I Never Joined The Breakfast Club

This year marked the 25th anniversary of my high school graduation. I certainly didn't celebrate it in any way--heck, I wasn't even invited to any reunion. But it got me thinking the other day about how I really started getting interested in films as a teenager.
The time period was the mid-80s, when the so-called "Brat Pack" films--usually directed or written by John Hughes--were all the rage. Critics back then talked about how "real" those movies were, and how much they influenced an entire generation of America's youth. Now those films are considered classics, and a window into how teenagers of that era looked, acted, thought, and communicated.
So what influence did the "Brat Pack" movies have on me?

Absolutely none.

Truth is, I hated being a teenager. I wasn't popular in high school, and my family didn't have a lot of money. All the stuff I was supposed to watch--or the stuff that critics assumed I wanted to watch--held no interest for me. I didn't want to spend two hours seeing beautiful fake teenagers deal with their fake problems. Did I have the hots for Molly Ringworm or Ally Sheedy? Uhhh, no.
It wasn't the work of John Hughes that spoke to me. It was directors like Sergio Leone, Terence Fisher, Alfred Hitchcock, and James Whale. My Brat Pack had members named Chaney, Karloff, Lugosi, Price, Cushing, Lee, Atwill, and Zucco. Tom Cruise? No thanks...I was too busy watching every Clint Eastwood movie ever made about 10 times.

I know that a lot of people my age have a fond regard for the Brat Pack films. I've got buddies who think FERRIS BUELLER is right up there with CITIZEN KANE. But they never were all that important to me. Looking back on them, they seem even more contrived and phoney then I thought they did 25 years ago. With all due respect to Mr. Hughes (whose greatest film was PLANES, TRAINS, AND AUTOMOBILES, in my opinion), TV horror movie host Svengoolie did more to get me through high school than he did.

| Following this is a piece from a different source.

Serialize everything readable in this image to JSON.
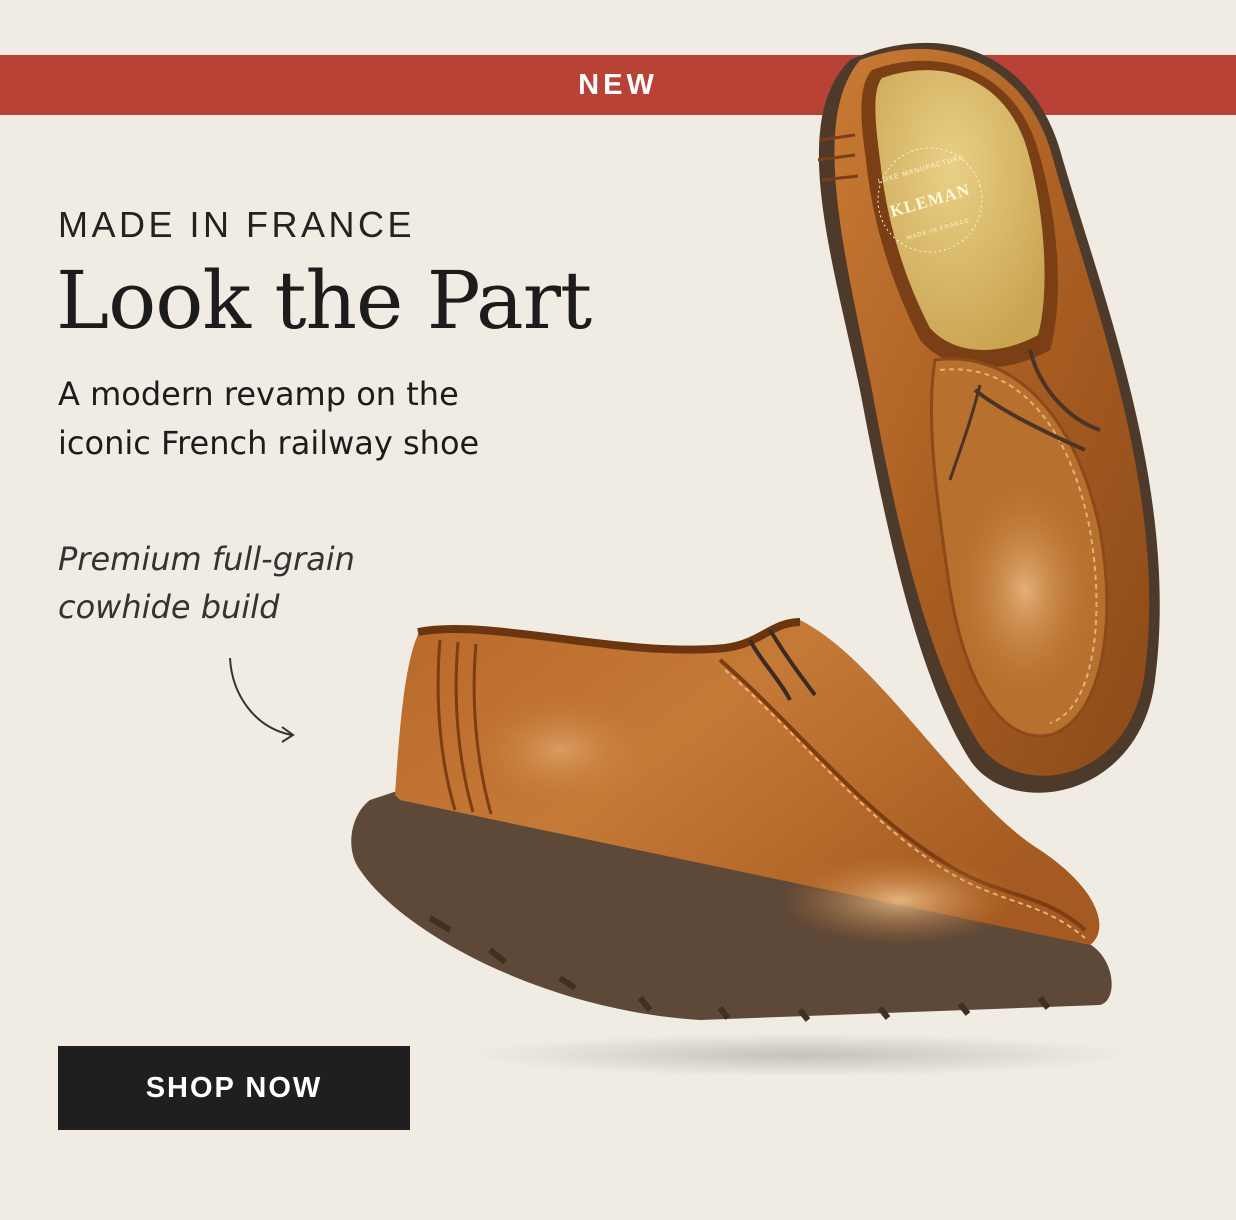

And if that doesn't explain how screwed up I am, I don't know what does.

1 comment:

  1. Your high school experience sounds like mine, I was fascinated with Jimmy Stewart films and watching every Oscar winning movie, often traveling far and wide on public transportation to locate a VHS copy of a rare movie. My high school was racially diverse and not all white like in most Hughes films, but I still enjoy them today even though I didn't connect with them at the time.